A Roma c'è stata la presentazione degli Stati Generali del cinema: tutti a chiedere soldi e certezze

Mariarosa Mancuso

Erano 1.500, più di venti associazioni aderenti, dai 100 Autori ai registi, agli attori, ai produttori di cartoon. E s'è parlato tanto di Francia, “il modello che ci piace”
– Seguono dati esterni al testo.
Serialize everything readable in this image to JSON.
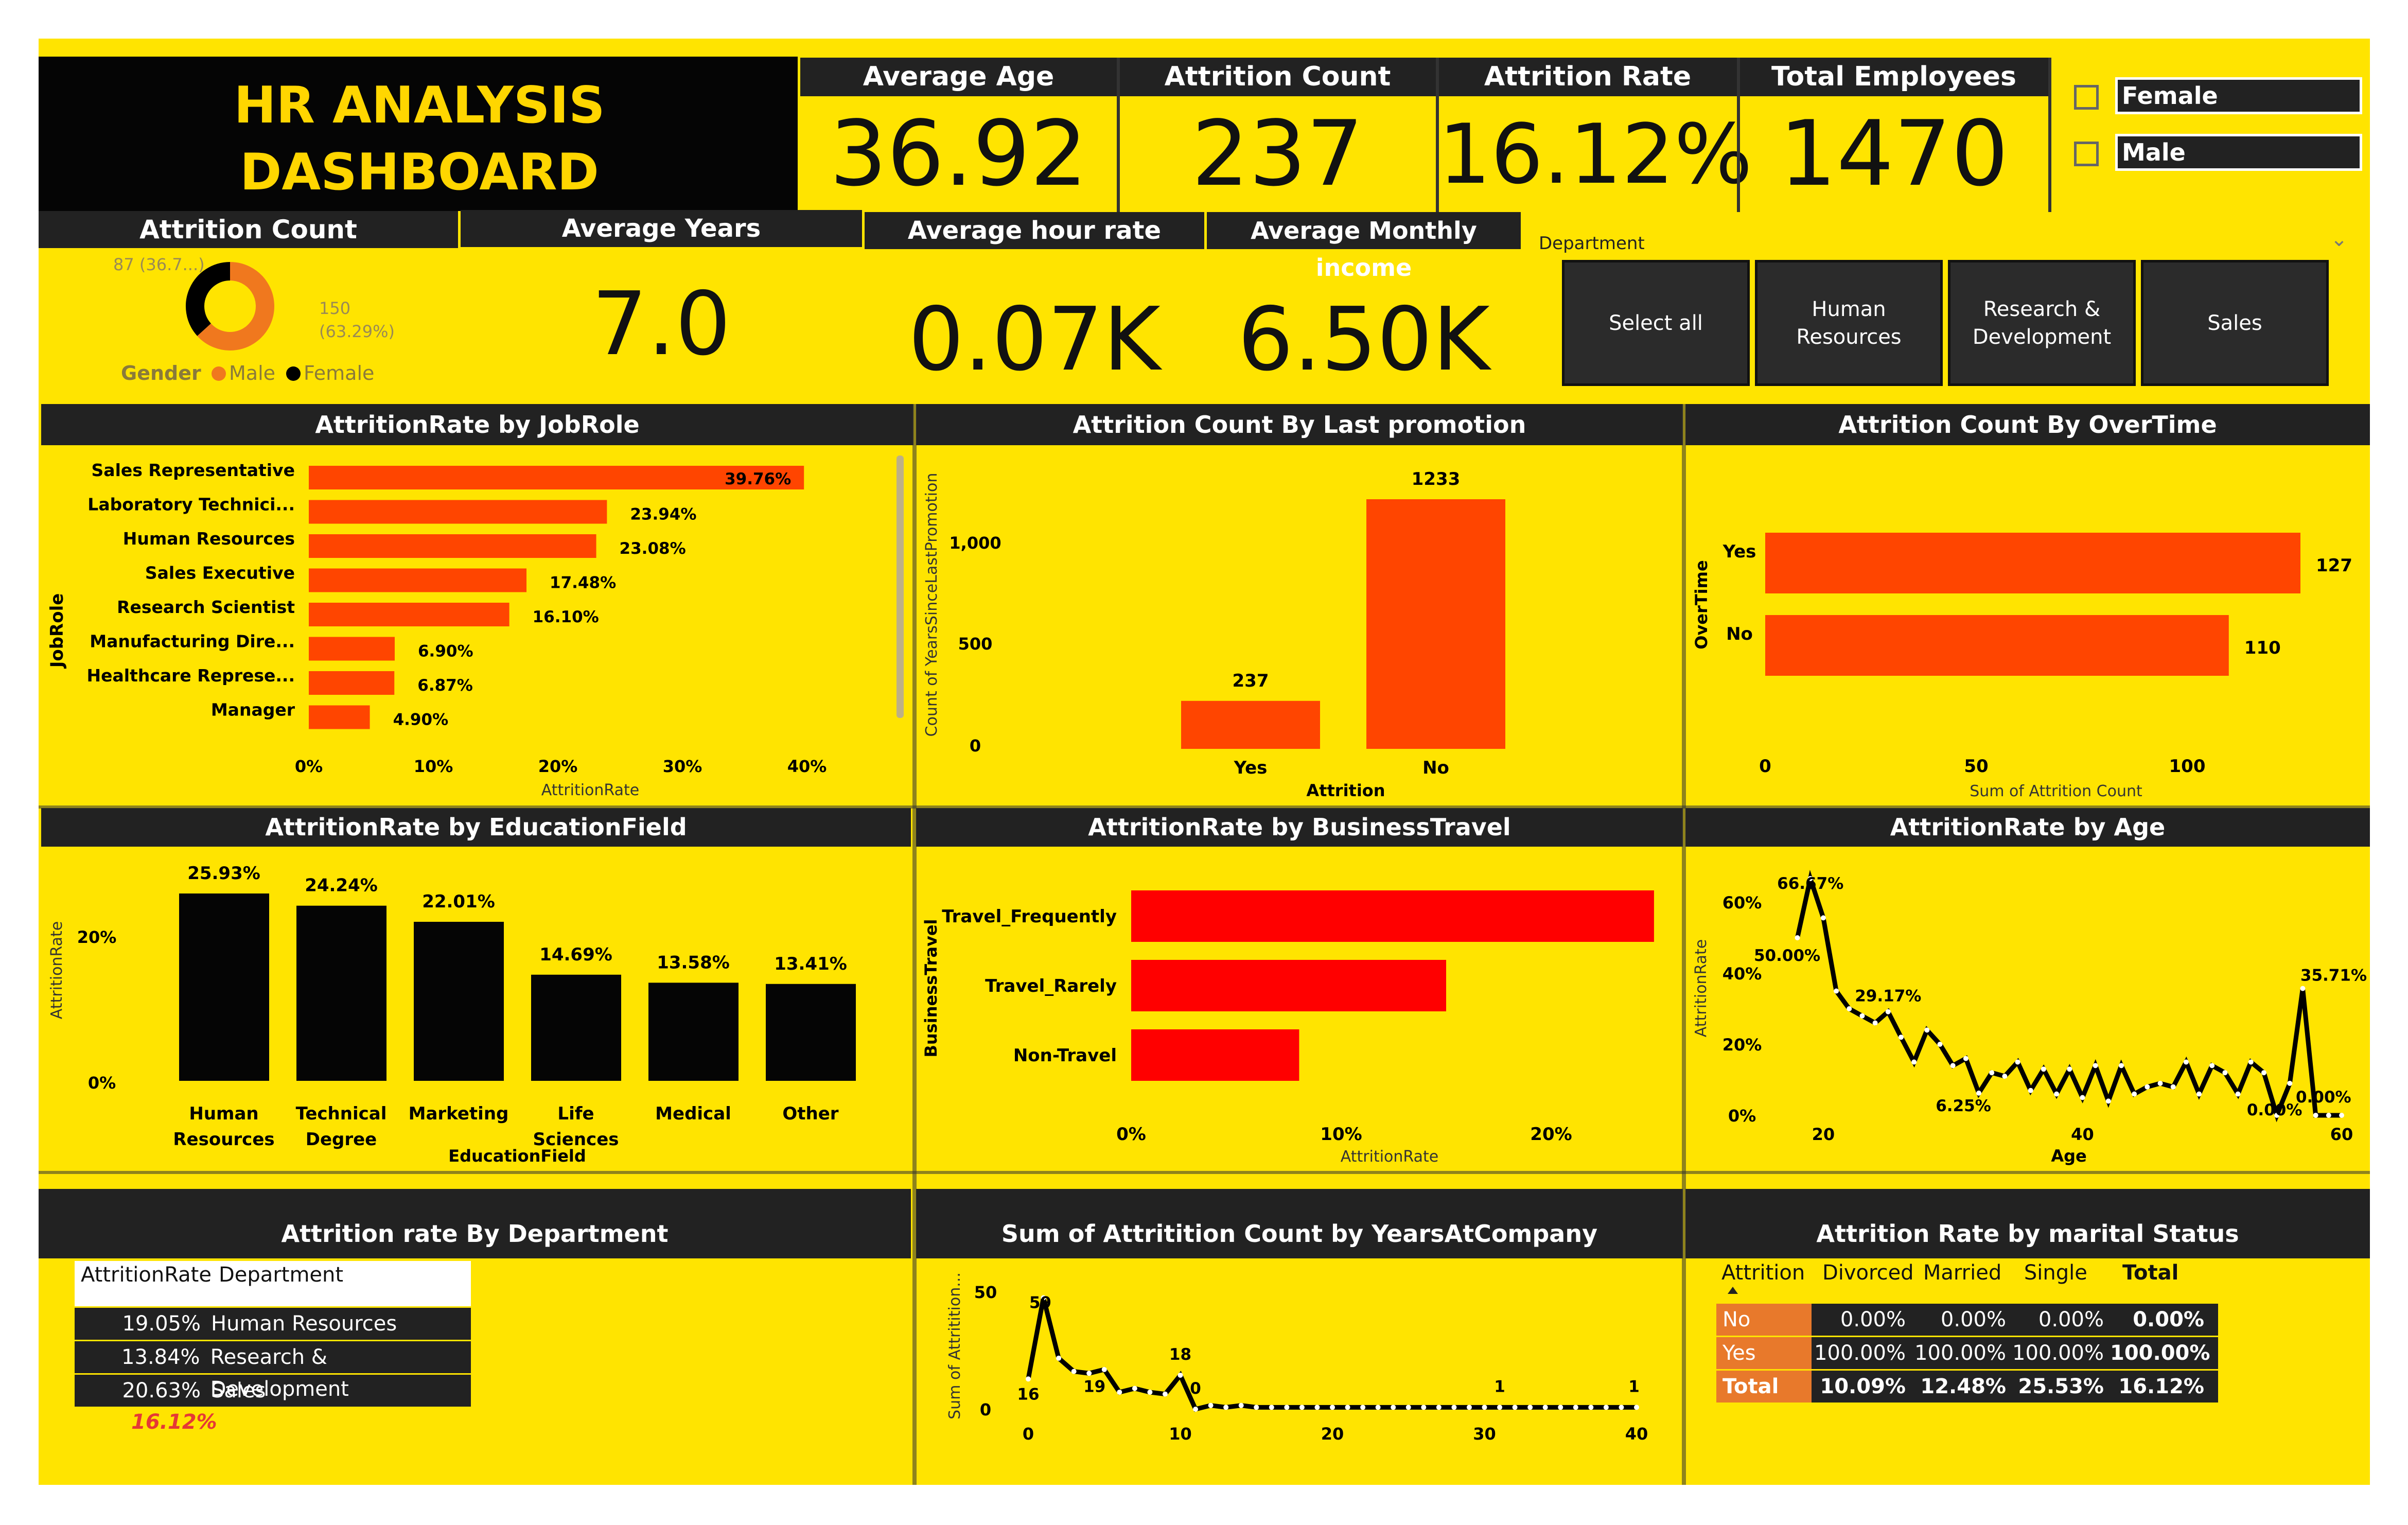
{
  "title": "HR ANALYSIS DASHBOARD",
  "kpis": {
    "average_age": {
      "label": "Average Age",
      "value": "36.92"
    },
    "attrition_count": {
      "label": "Attrition Count",
      "value": "237"
    },
    "attrition_rate": {
      "label": "Attrition Rate",
      "value": "16.12%"
    },
    "total_employees": {
      "label": "Total Employees",
      "value": "1470"
    },
    "average_years": {
      "label": "Average Years",
      "value": "7.0"
    },
    "average_hour_rate": {
      "label": "Average hour rate",
      "value": "0.07K"
    },
    "average_monthly_income": {
      "label": "Average Monthly income",
      "value": "6.50K"
    }
  },
  "gender_slicer": {
    "options": [
      "Female",
      "Male"
    ]
  },
  "department_slicer": {
    "label": "Department",
    "options": [
      {
        "line1": "Select all",
        "line2": ""
      },
      {
        "line1": "Human",
        "line2": "Resources"
      },
      {
        "line1": "Research &",
        "line2": "Development"
      },
      {
        "line1": "Sales",
        "line2": ""
      }
    ]
  },
  "colors": {
    "panel": "#FFE400",
    "header": "#222222",
    "bar": "#FF4500",
    "bar_red": "#FF0000",
    "black": "#050505",
    "table_orange": "#E8792B"
  },
  "chart_data": [
    {
      "id": "gender_donut",
      "type": "pie",
      "title": "Attrition Count",
      "legend_title": "Gender",
      "categories": [
        "Male",
        "Female"
      ],
      "values": [
        150,
        87
      ],
      "labels": [
        "150 (63.29%)",
        "87 (36.7...)"
      ],
      "label_parts": {
        "male_count": "150",
        "male_pct": "(63.29%)",
        "female": "87 (36.7...)"
      },
      "colors": [
        "#F0781E",
        "#000000"
      ]
    },
    {
      "id": "jobrole",
      "type": "bar",
      "orientation": "horizontal",
      "title": "AttritionRate by JobRole",
      "xlabel": "AttritionRate",
      "ylabel": "JobRole",
      "categories": [
        "Sales Representative",
        "Laboratory Technici...",
        "Human Resources",
        "Sales Executive",
        "Research Scientist",
        "Manufacturing Dire...",
        "Healthcare Represe...",
        "Manager"
      ],
      "values": [
        39.76,
        23.94,
        23.08,
        17.48,
        16.1,
        6.9,
        6.87,
        4.9
      ],
      "value_labels": [
        "39.76%",
        "23.94%",
        "23.08%",
        "17.48%",
        "16.10%",
        "6.90%",
        "6.87%",
        "4.90%"
      ],
      "ticks": [
        "0%",
        "10%",
        "20%",
        "30%",
        "40%"
      ],
      "xlim": [
        0,
        40
      ]
    },
    {
      "id": "promotion",
      "type": "bar",
      "title": "Attrition Count By Last promotion",
      "xlabel": "Attrition",
      "ylabel": "Count of YearsSinceLastPromotion",
      "categories": [
        "Yes",
        "No"
      ],
      "values": [
        237,
        1233
      ],
      "value_labels": [
        "237",
        "1233"
      ],
      "ticks": [
        "0",
        "500",
        "1,000"
      ],
      "ylim": [
        0,
        1233
      ]
    },
    {
      "id": "overtime",
      "type": "bar",
      "orientation": "horizontal",
      "title": "Attrition Count By OverTime",
      "xlabel": "Sum of Attrition Count",
      "ylabel": "OverTime",
      "categories": [
        "Yes",
        "No"
      ],
      "values": [
        127,
        110
      ],
      "value_labels": [
        "127",
        "110"
      ],
      "ticks": [
        "0",
        "50",
        "100"
      ],
      "xlim": [
        0,
        127
      ]
    },
    {
      "id": "education",
      "type": "bar",
      "title": "AttritionRate by EducationField",
      "xlabel": "EducationField",
      "ylabel": "AttritionRate",
      "categories": [
        [
          "Human",
          "Resources"
        ],
        [
          "Technical",
          "Degree"
        ],
        [
          "Marketing",
          ""
        ],
        [
          "Life",
          "Sciences"
        ],
        [
          "Medical",
          ""
        ],
        [
          "Other",
          ""
        ]
      ],
      "values": [
        25.93,
        24.24,
        22.01,
        14.69,
        13.58,
        13.41
      ],
      "value_labels": [
        "25.93%",
        "24.24%",
        "22.01%",
        "14.69%",
        "13.58%",
        "13.41%"
      ],
      "ticks": [
        "0%",
        "20%"
      ],
      "ylim": [
        0,
        25.93
      ]
    },
    {
      "id": "travel",
      "type": "bar",
      "orientation": "horizontal",
      "title": "AttritionRate by BusinessTravel",
      "xlabel": "AttritionRate",
      "ylabel": "BusinessTravel",
      "categories": [
        "Travel_Frequently",
        "Travel_Rarely",
        "Non-Travel"
      ],
      "values": [
        24.9,
        15.0,
        8.0
      ],
      "ticks": [
        "0%",
        "10%",
        "20%"
      ],
      "xlim": [
        0,
        25
      ]
    },
    {
      "id": "age",
      "type": "line",
      "title": "AttritionRate by Age",
      "xlabel": "Age",
      "ylabel": "AttritionRate",
      "x": [
        18,
        19,
        20,
        21,
        22,
        23,
        24,
        25,
        26,
        27,
        28,
        29,
        30,
        31,
        32,
        33,
        34,
        35,
        36,
        37,
        38,
        39,
        40,
        41,
        42,
        43,
        44,
        45,
        46,
        47,
        48,
        49,
        50,
        51,
        52,
        53,
        54,
        55,
        56,
        57,
        58,
        59,
        60
      ],
      "y": [
        50.0,
        66.67,
        55.6,
        35.0,
        30.0,
        28.0,
        26.0,
        29.17,
        22.0,
        15.0,
        24.0,
        20.0,
        14.0,
        16.0,
        6.25,
        12.0,
        11.0,
        15.0,
        7.0,
        13.0,
        6.0,
        13.0,
        5.0,
        14.0,
        4.0,
        14.0,
        6.0,
        8.0,
        9.0,
        8.0,
        15.0,
        6.0,
        14.0,
        12.0,
        6.0,
        15.0,
        12.0,
        0.0,
        9.0,
        35.71,
        0.0,
        0.0,
        0.0
      ],
      "point_labels": [
        "66.67%",
        "50.00%",
        "29.17%",
        "6.25%",
        "35.71%",
        "0.00%",
        "0.00%"
      ],
      "ticks_x": [
        "20",
        "40",
        "60"
      ],
      "ticks_y": [
        "0%",
        "20%",
        "40%",
        "60%"
      ],
      "ylim": [
        0,
        70
      ],
      "xlim": [
        15,
        60
      ]
    },
    {
      "id": "years",
      "type": "line",
      "title": "Sum of Attritition Count by YearsAtCompany",
      "xlabel": "",
      "ylabel": "Sum of Attritition...",
      "x": [
        0,
        1,
        2,
        3,
        4,
        5,
        6,
        7,
        8,
        9,
        10,
        11,
        12,
        13,
        14,
        15,
        16,
        17,
        18,
        19,
        20,
        21,
        22,
        23,
        24,
        25,
        26,
        27,
        28,
        29,
        30,
        31,
        32,
        33,
        34,
        35,
        36,
        37,
        38,
        39,
        40
      ],
      "y": [
        16,
        59,
        27,
        20,
        19,
        21,
        9,
        11,
        9,
        8,
        18,
        0,
        2,
        1,
        2,
        1,
        1,
        1,
        1,
        1,
        1,
        1,
        1,
        1,
        1,
        1,
        1,
        1,
        1,
        1,
        1,
        1,
        1,
        1,
        1,
        1,
        1,
        1,
        1,
        1,
        1
      ],
      "point_labels": [
        "59",
        "16",
        "19",
        "18",
        "0",
        "1",
        "1"
      ],
      "ticks_x": [
        "0",
        "10",
        "20",
        "30",
        "40"
      ],
      "ticks_y": [
        "0",
        "50"
      ],
      "ylim": [
        0,
        60
      ],
      "xlim": [
        0,
        40
      ]
    },
    {
      "id": "department",
      "type": "table",
      "title": "Attrition rate By Department",
      "columns": [
        "AttritionRate",
        "Department"
      ],
      "rows": [
        [
          "19.05%",
          "Human Resources"
        ],
        [
          "13.84%",
          "Research & Development"
        ],
        [
          "20.63%",
          "Sales"
        ]
      ],
      "total": "16.12%"
    },
    {
      "id": "marital",
      "type": "table",
      "title": "Attrition Rate by marital Status",
      "columns": [
        "Attrition",
        "Divorced",
        "Married",
        "Single",
        "Total"
      ],
      "rows": [
        [
          "No",
          "0.00%",
          "0.00%",
          "0.00%",
          "0.00%"
        ],
        [
          "Yes",
          "100.00%",
          "100.00%",
          "100.00%",
          "100.00%"
        ]
      ],
      "total_row": [
        "Total",
        "10.09%",
        "12.48%",
        "25.53%",
        "16.12%"
      ]
    }
  ]
}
Erano 1.500, secondo gli organizzatori. La questura non serviva, come usa nelle manifestazioni su strada. Erano riuniti in tre sale del cinema Adriano a Roma. Altri collegati in streaming. Le associazioni aderenti erano più di venti, dai 100 Autori ai registi, agli attori, ai produttori di cartoon (qui è risuonato il grido d’allarme: “Vogliamo che i nostri bambini crescano con i film d’animazione americani?” – la domanda era retorica, la risposta no: a noi è successo, non ne siamo usciti tanto male, e non c’era neppure la Pixar ad alzare il livello).

   

Tutto il cinema italiano, per la prima volta da decenni riunito – lo ha detto uno dei partecipanti, purtroppo l’audio da remoto era pessimo e non si è capito il nome. Per chiedere formalmente al ministro Gennaro Sangiuliano, al sottosegretario Lucia Borgonzoni e al direttore generale Nicola Borrelli quel che di solito si chiede in queste situazioni. Soldi e certezze – si può anche elegantemente invertire l’ordine, dalle certezze (o dalle certificazioni, spesso burocraticamente complicate) discendono anche i contributi. Ma il personale che deve sbrigare le pratiche è scarso rispetto alle esigenze.
      

I numeri del settore registrano 9.000 imprese attive, la maggioranza piccole e medie. 95 mila sono i posti di lavoro diretti, 114 mila nelle filiere connesse. Il moltiplicatore economico è pari al 3,54: per ogni euro investito ne ritornano tre e mezzo. Ma allora perché c’è bisogno di cospicui finanziamenti pubblici? Risposta: è l’eccezione culturale, mutuata dalla Francia che durante l’incontro è stata definita più volte “il modello che ci piace”.

 

Sicuro. Ma in Francia ci sono anche scuole di cinema come la Fémis, paragonabile – per difficoltà e selezione all’ingresso – alle grandi scuole di formazione: si entra per concorso, ne esce la classe dirigente francese. Il tentativo di “sfatare il luogo comune secondo cui in Italia si girano troppi film” regge fino a un certo punto. In Italia nel 2022 sono stati 176, in Francia 191. Ma i francesi hanno 6.298 sale (dati del 2022) e gli italiani ne hanno 3.541. Per non parlare della diversa abitudine al cinema: i francesi ci vanno anche di pomeriggio. E se un’opera prima non funziona in sala, non finanziano la seconda. Figuriamoci la terza.
     

Parlano gli attori, non garantiti: siamo tanti e non tutti star. Marco Bellocchio celebra la presenza di varie categorie, fino agli scenografi e ai montatori, gli agenti e i compositori: “restiamo uniti” (e aggiunge: “la legge 180 mi protegge dal ricovero coatto”). Chi invoca più donne protagoniste, non soltanto giovanissime. Si parla di idee vendute per spiccioli, tipo 100 euro. Ma può darsi pure – suggerisce l’avvocato del diavolo – che non valessero tanto di più.